Currenly我可以通过任何网址获取当前登录用户的图库
example.com/user/gallery
example.com/user123/gallery
example.com/312any-thing/gallery
这不是我想要的。我想要的是首先检查,如果用户存在,然后通过ArchiveIndexView提供所需的图库。
如何在username课程中获取example.com/{{}}/gallery的username部分才能实施
ArchiveIndexView
user = get_object_or_404(UserProfile, slug=username)
我尝试使用以下网址从网址获取# project urls
urlpatterns = [
url(r'^(?P<slug>[\w.-]+)/', include('profiles.urls', namespace='profiles_user')),
]
# app.urls
urlpatterns = [
url(r'^$', views.ProfileDetailView.as_view(), name='profiles_home'),
url(r'^gallery/$', views.ProfileGalleryArchiveIndexView.as_view(), name='profiles_gallery'),
]
# app.views
class ProfileGalleryDateView(object):
date_field = 'date_added'
allow_empty = True
class ProfileGalleryArchiveIndexView(ProfileGalleryDateView, ArchiveIndexView):
def get_queryset(self):
user = self.request.user # here I want to get username from url
user = get_object_or_404(UserProfile, slug=username)

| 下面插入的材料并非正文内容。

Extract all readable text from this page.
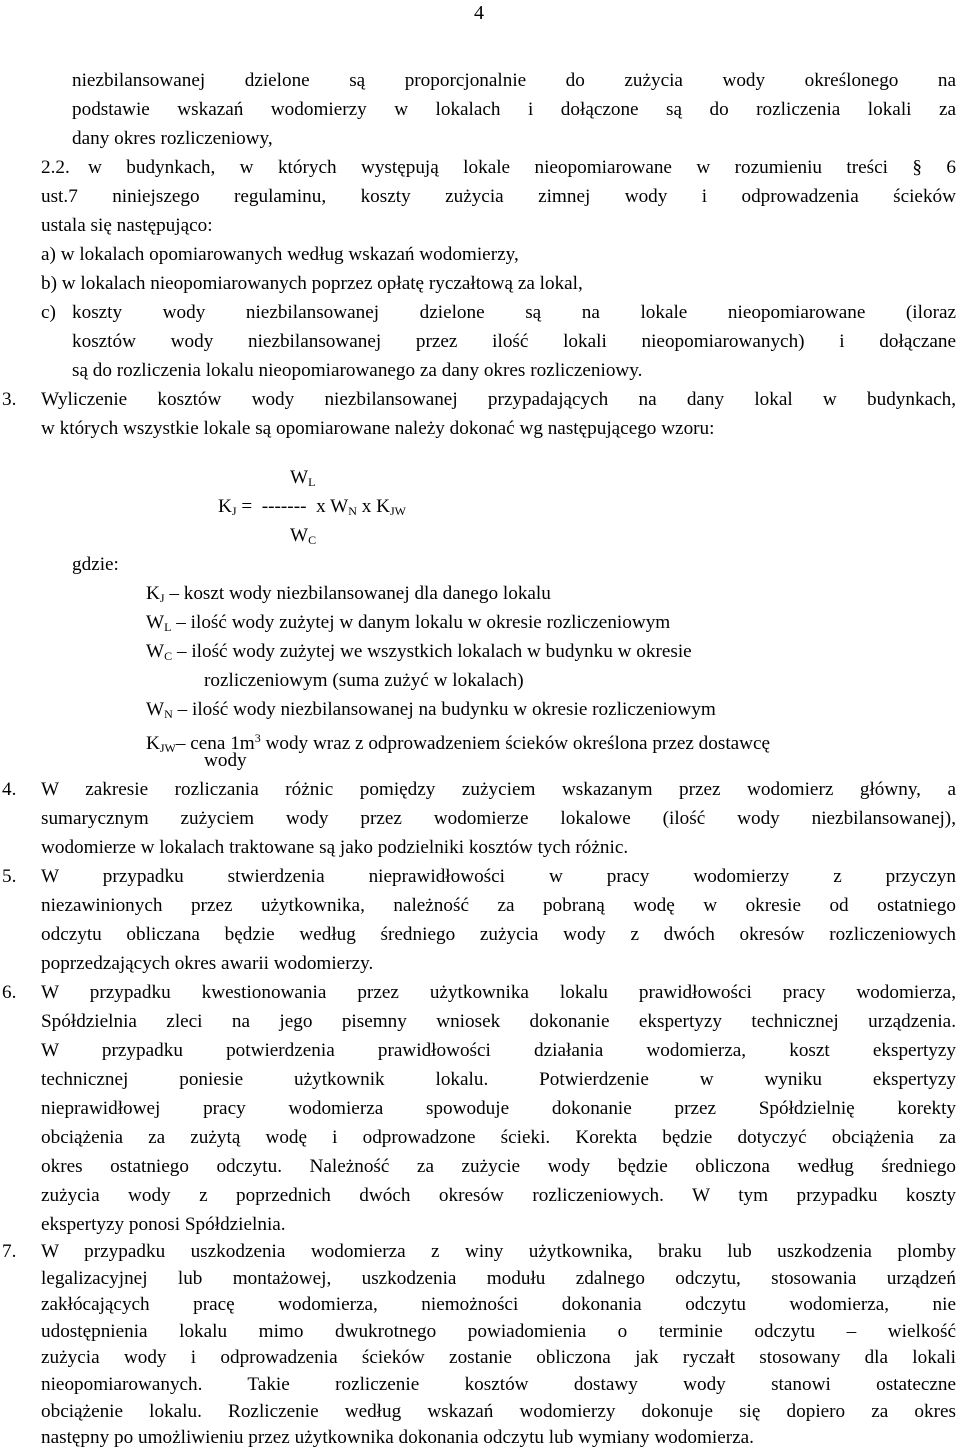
4

niezbilansowanej dzielone są proporcjonalnie do zużycia wody określonego na

podstawie wskazań wodomierzy w lokalach i dołączone są do rozliczenia lokali za

dany okres rozliczeniowy,

2.2. w budynkach, w których występują lokale nieopomiarowane w rozumieniu treści § 6

ust.7 niniejszego regulaminu, koszty zużycia zimnej wody i odprowadzenia ścieków

ustala się następująco:

a) w lokalach opomiarowanych według wskazań wodomierzy,
b) w lokalach nieopomiarowanych poprzez opłatę ryczałtową za lokal,
c) koszty wody niezbilansowanej dzielone są na lokale nieopomiarowane (iloraz

kosztów wody niezbilansowanej przez ilość lokali nieopomiarowanych) i dołączane

są do rozliczenia lokalu nieopomiarowanego za dany okres rozliczeniowy.

3.	Wyliczenie kosztów wody niezbilansowanej przypadających na dany lokal w budynkach,

w których wszystkie lokale są opomiarowane należy dokonać wg następującego wzoru:

$W_L$
$K_J$ =  -------  x $W_N$ x $K_{JW}$
$W_C$
gdzie:
$K_J$ – koszt wody niezbilansowanej dla danego lokalu
$W_L$ – ilość wody zużytej w danym lokalu w okresie rozliczeniowym
$W_C$ – ilość wody zużytej we wszystkich lokalach w budynku w okresie
rozliczeniowym (suma zużyć w lokalach)
$W_N$ – ilość wody niezbilansowanej na budynku w okresie rozliczeniowym
$K_{JW}-$ cena $1m^3$ wody wraz z odprowadzeniem ścieków określona przez dostawcę
wody
4.	W zakresie rozliczania różnic pomiędzy zużyciem wskazanym przez wodomierz główny, a

sumarycznym zużyciem wody przez wodomierze lokalowe (ilość wody niezbilansowanej),

wodomierze w lokalach traktowane są jako podzielniki kosztów tych różnic.

5.	W przypadku stwierdzenia nieprawidłowości w pracy wodomierzy z przyczyn

niezawinionych przez użytkownika, należność za pobraną wodę w okresie od ostatniego

odczytu obliczana będzie według średniego zużycia wody z dwóch okresów rozliczeniowych

poprzedzających okres awarii wodomierzy.

6.	W przypadku kwestionowania przez użytkownika lokalu prawidłowości pracy wodomierza,

Spółdzielnia zleci na jego pisemny wniosek dokonanie ekspertyzy technicznej urządzenia.

W przypadku potwierdzenia prawidłowości działania wodomierza, koszt ekspertyzy

technicznej poniesie użytkownik lokalu. Potwierdzenie w wyniku ekspertyzy

nieprawidłowej pracy wodomierza spowoduje dokonanie przez Spółdzielnię korekty

obciążenia za zużytą wodę i odprowadzone ścieki. Korekta będzie dotyczyć obciążenia za

okres ostatniego odczytu. Należność za zużycie wody będzie obliczona według średniego

zużycia wody z poprzednich dwóch okresów rozliczeniowych. W tym przypadku koszty

ekspertyzy ponosi Spółdzielnia.

7.	W przypadku uszkodzenia wodomierza z winy użytkownika, braku lub uszkodzenia plomby

legalizacyjnej lub montażowej, uszkodzenia modułu zdalnego odczytu, stosowania urządzeń

zakłócających pracę wodomierza, niemożności dokonania odczytu wodomierza, nie

udostępnienia lokalu mimo dwukrotnego powiadomienia o terminie odczytu – wielkość

zużycia wody i odprowadzenia ścieków zostanie obliczona jak ryczałt stosowany dla lokali

nieopomiarowanych. Takie rozliczenie kosztów dostawy wody stanowi ostateczne

obciążenie lokalu. Rozliczenie według wskazań wodomierzy dokonuje się dopiero za okres

następny po umożliwieniu przez użytkownika dokonania odczytu lub wymiany wodomierza.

return Gallery.objects.filter(galleryextended__user=user).is_public()
:
username但def get_context_data(self, **kwargs):
context = super(ProfileDetailView, self).get_context_data(**kwargs)
user = get_object_or_404(UserProfile, pk=kwargs['object'].pk)
的执行速度早于get_queryset。
答案 0 :(得分:1)
您的网址会将用户名捕获为slug,因此您可以从self.kwargs['slug']获取该用户名。